I think giggling was the right response. I hope it gave him the impression that he was making (excuse me) an ass of himself. Because he was. I probably would have been extremely tense and absolutely ignored him. He would have had to follow me into the doctor's office and cuss me out with an audience. Perhaps he would have been audacious enough to have done it, but at least that way I'd have witnesses to the verbal assault. That's the kind of behavior from a stranger that you'd be justified calling the cops about -- particularly the threat to run you over, even if he "didn't really mean it."

Rachel Sue said...

I would be shaking too. And possibly crying. I don't take confrontation well. But you are awesome. For giggling.

Melanie Jacobson said...

Oh, man.
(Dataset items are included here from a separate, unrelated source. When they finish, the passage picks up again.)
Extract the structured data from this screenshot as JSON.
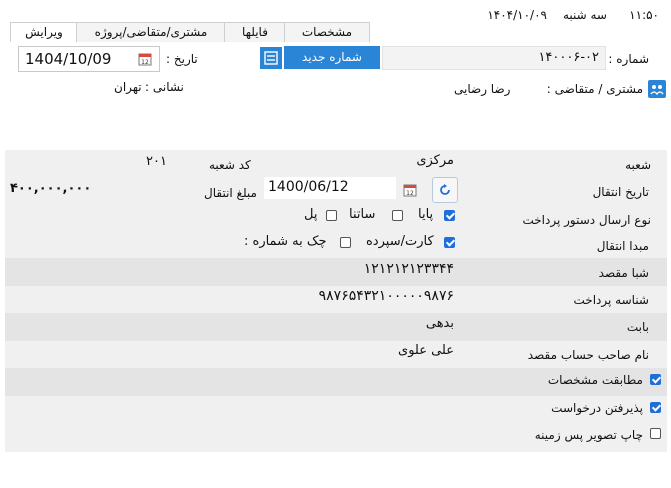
{
  "header": {
    "time": "۱۱:۵۰",
    "weekday": "سه شنبه",
    "date": "۱۴۰۴/۱۰/۰۹"
  },
  "tabs": [
    "ویرایش",
    "مشتری/متقاضی/پروژه",
    "فایلها",
    "مشخصات"
  ],
  "form": {
    "number_label": "شماره :",
    "number_value": "۱۴۰۰۰۶-۰۲",
    "new_number_button": "شماره جدید",
    "date_label": "تاریخ :",
    "date_value": "1404/10/09",
    "customer_label": "مشتری / متقاضی :",
    "customer_value": "رضا رضایی",
    "address_label": "نشانی :",
    "address_value": "تهران"
  },
  "details": {
    "branch_label": "شعبه",
    "branch_value": "مرکزی",
    "branch_code_label": "کد شعبه",
    "branch_code_value": "۲۰۱",
    "transfer_date_label": "تاریخ انتقال",
    "transfer_date_value": "1400/06/12",
    "transfer_amount_label": "مبلغ انتقال",
    "transfer_amount_value": "۴۰۰,۰۰۰,۰۰۰",
    "order_type_label": "نوع ارسال دستور پرداخت",
    "order_types": [
      {
        "label": "پایا",
        "checked": true
      },
      {
        "label": "ساتنا",
        "checked": false
      },
      {
        "label": "پل",
        "checked": false
      }
    ],
    "origin_label": "مبدا انتقال",
    "origins": [
      {
        "label": "کارت/سپرده",
        "checked": true
      },
      {
        "label": "چک به شماره :",
        "checked": false
      }
    ],
    "sheba_label": "شبا مقصد",
    "sheba_value": "۱۲۱۲۱۲۱۲۳۳۴۴",
    "payment_id_label": "شناسه پرداخت",
    "payment_id_value": "۹۸۷۶۵۴۳۲۱۰۰۰۰۰۹۸۷۶",
    "reason_label": "بابت",
    "reason_value": "بدهی",
    "owner_label": "نام صاحب حساب مقصد",
    "owner_value": "علی علوی",
    "options": [
      {
        "label": "مطابقت مشخصات",
        "checked": true
      },
      {
        "label": "پذیرفتن درخواست",
        "checked": true
      },
      {
        "label": "چاپ تصویر پس زمینه",
        "checked": false
      }
    ]
  },
  "colors": {
    "accent": "#2a85d6",
    "checked": "#1e6fd9",
    "row_band": "#e4e4e4",
    "grid_bg": "#f0f0f0"
  }
}
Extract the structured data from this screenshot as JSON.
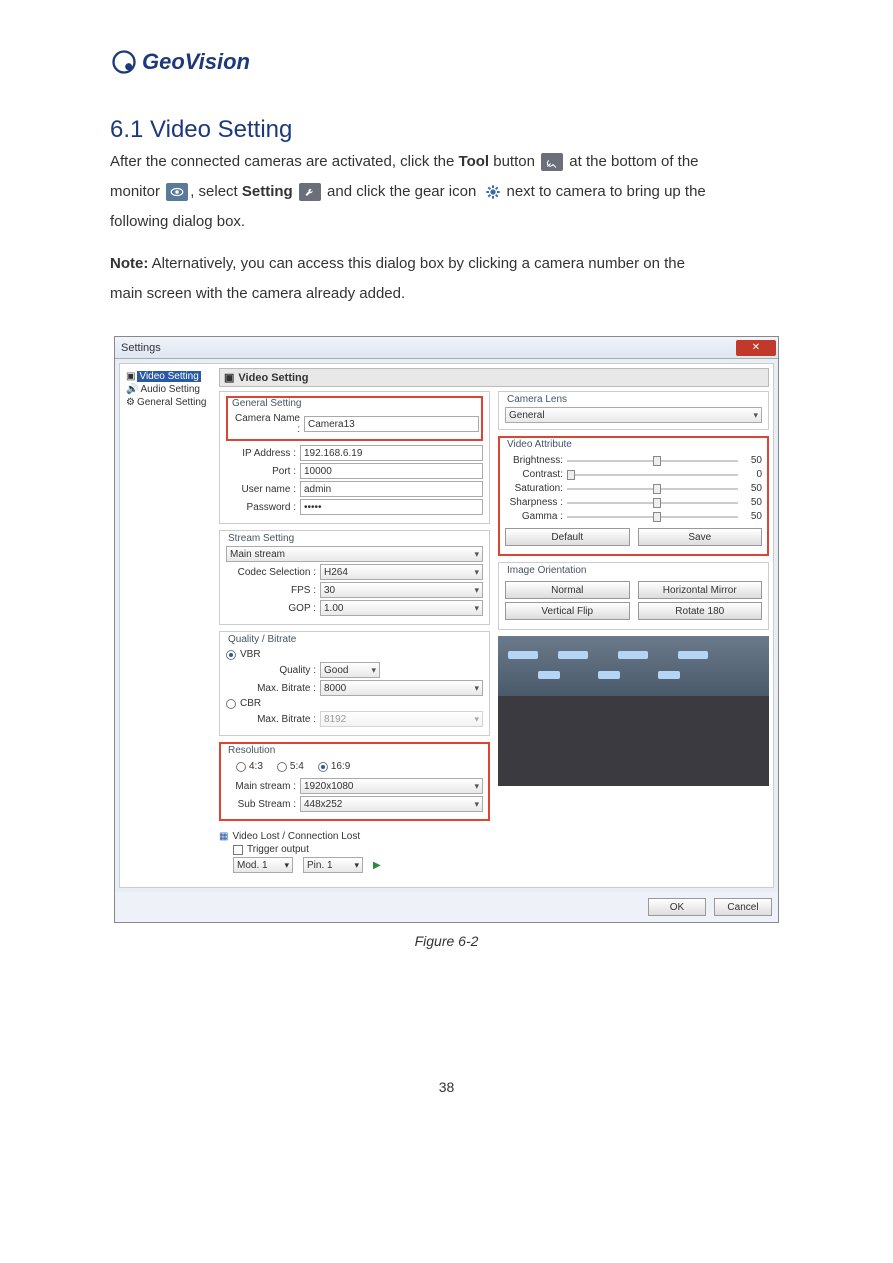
{
  "logo_text": "GeoVision",
  "heading": "6.1 Video Setting",
  "intro_p1_a": "After the connected cameras are activated, click the ",
  "intro_p1_b": "Tool",
  "intro_p1_c": " button ",
  "intro_p1_d": " at the bottom of the ",
  "intro_p2_a": "monitor ",
  "intro_p2_b": ", select ",
  "intro_p2_c": "Setting",
  "intro_p2_e": " and click the gear icon ",
  "intro_p2_f": "next to camera to bring up the ",
  "intro_p3": "following dialog box.",
  "note_label": "Note:",
  "note_text": " Alternatively, you can access this dialog box by clicking a camera number on the ",
  "note_text2": "main screen with the camera already added.",
  "fig_label": "Figure 6-2",
  "page_no": "38",
  "dialog": {
    "title": "Settings",
    "tree": {
      "video": "Video Setting",
      "audio": "Audio Setting",
      "general": "General Setting"
    },
    "panel_title": "Video Setting",
    "general": {
      "legend": "General Setting",
      "camera_name_label": "Camera Name :",
      "camera_name": "Camera13",
      "ip_label": "IP Address :",
      "ip": "192.168.6.19",
      "port_label": "Port :",
      "port": "10000",
      "user_label": "User name :",
      "user": "admin",
      "pass_label": "Password :",
      "pass": "•••••"
    },
    "stream": {
      "legend": "Stream Setting",
      "main": "Main stream",
      "codec_label": "Codec Selection :",
      "codec": "H264",
      "fps_label": "FPS :",
      "fps": "30",
      "gop_label": "GOP :",
      "gop": "1.00"
    },
    "bitrate": {
      "legend": "Quality / Bitrate",
      "vbr": "VBR",
      "quality_label": "Quality :",
      "quality": "Good",
      "max_label": "Max. Bitrate :",
      "max": "8000",
      "cbr": "CBR",
      "max2_label": "Max. Bitrate :",
      "max2": "8192"
    },
    "res": {
      "legend": "Resolution",
      "r43": "4:3",
      "r54": "5:4",
      "r169": "16:9",
      "main_label": "Main stream :",
      "main": "1920x1080",
      "sub_label": "Sub Stream :",
      "sub": "448x252"
    },
    "lost": {
      "legend": "Video Lost / Connection Lost",
      "trigger": "Trigger output",
      "mod": "Mod. 1",
      "pin": "Pin. 1"
    },
    "lens": {
      "legend": "Camera Lens",
      "val": "General"
    },
    "attr": {
      "legend": "Video Attribute",
      "brightness": "Brightness:",
      "brightness_v": "50",
      "contrast": "Contrast:",
      "contrast_v": "0",
      "saturation": "Saturation:",
      "saturation_v": "50",
      "sharpness": "Sharpness :",
      "sharpness_v": "50",
      "gamma": "Gamma :",
      "gamma_v": "50",
      "default_btn": "Default",
      "save_btn": "Save"
    },
    "orient": {
      "legend": "Image Orientation",
      "normal": "Normal",
      "hmirror": "Horizontal Mirror",
      "vflip": "Vertical Flip",
      "r180": "Rotate 180"
    },
    "footer": {
      "ok": "OK",
      "cancel": "Cancel"
    }
  }
}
That should have been the bumper sticker on your car while he was tailgating you.

Jenny P. said...

First of all... welcome back. :) And second, OH MY GOODNESS I think I would have cried.

Jocelyn Christensen said...

Ha ha ha...that is a good one! I'm glad you kept your composure though! :) Not fun!

Riddlez said...

Yeah, cause a u-turn in the middle of the road is the safer choice, right? What a tool.

The Lawlor's said...

Wow. I am glad you weren't hurt.
Your mom is a smart woman.

Tobi said...

I would have cried. Kudos to you for keeping a calm head. I have a theory about men who drive big black trucks and it goes like this: They are all major jerk wads.

Lacy@uphillandsmiling said...

Oh my goodness!! I loved this post. I am sorry you had to go through all that, but I love that you giggled... I mean what else could you do? And I absolutely LOVELOVELOVELOVE your Mom's quote. Good for you for not sinking to his level :)

LisAway said...

I wish you could have said ALL of those things, they're all so perfect.

Julie said...

I love that you giggled. And that you thought that he needed a hug. And your mom is AWESOME.

Qait said...

HAHAHA! Your mom--- oh man, that's funny.
And I'm sorry that happened! I wonder what I'd do...because part of me would certainly want to cry, part would giggle like you, and...is there a brave part that would have some comeback as cool as your mom's???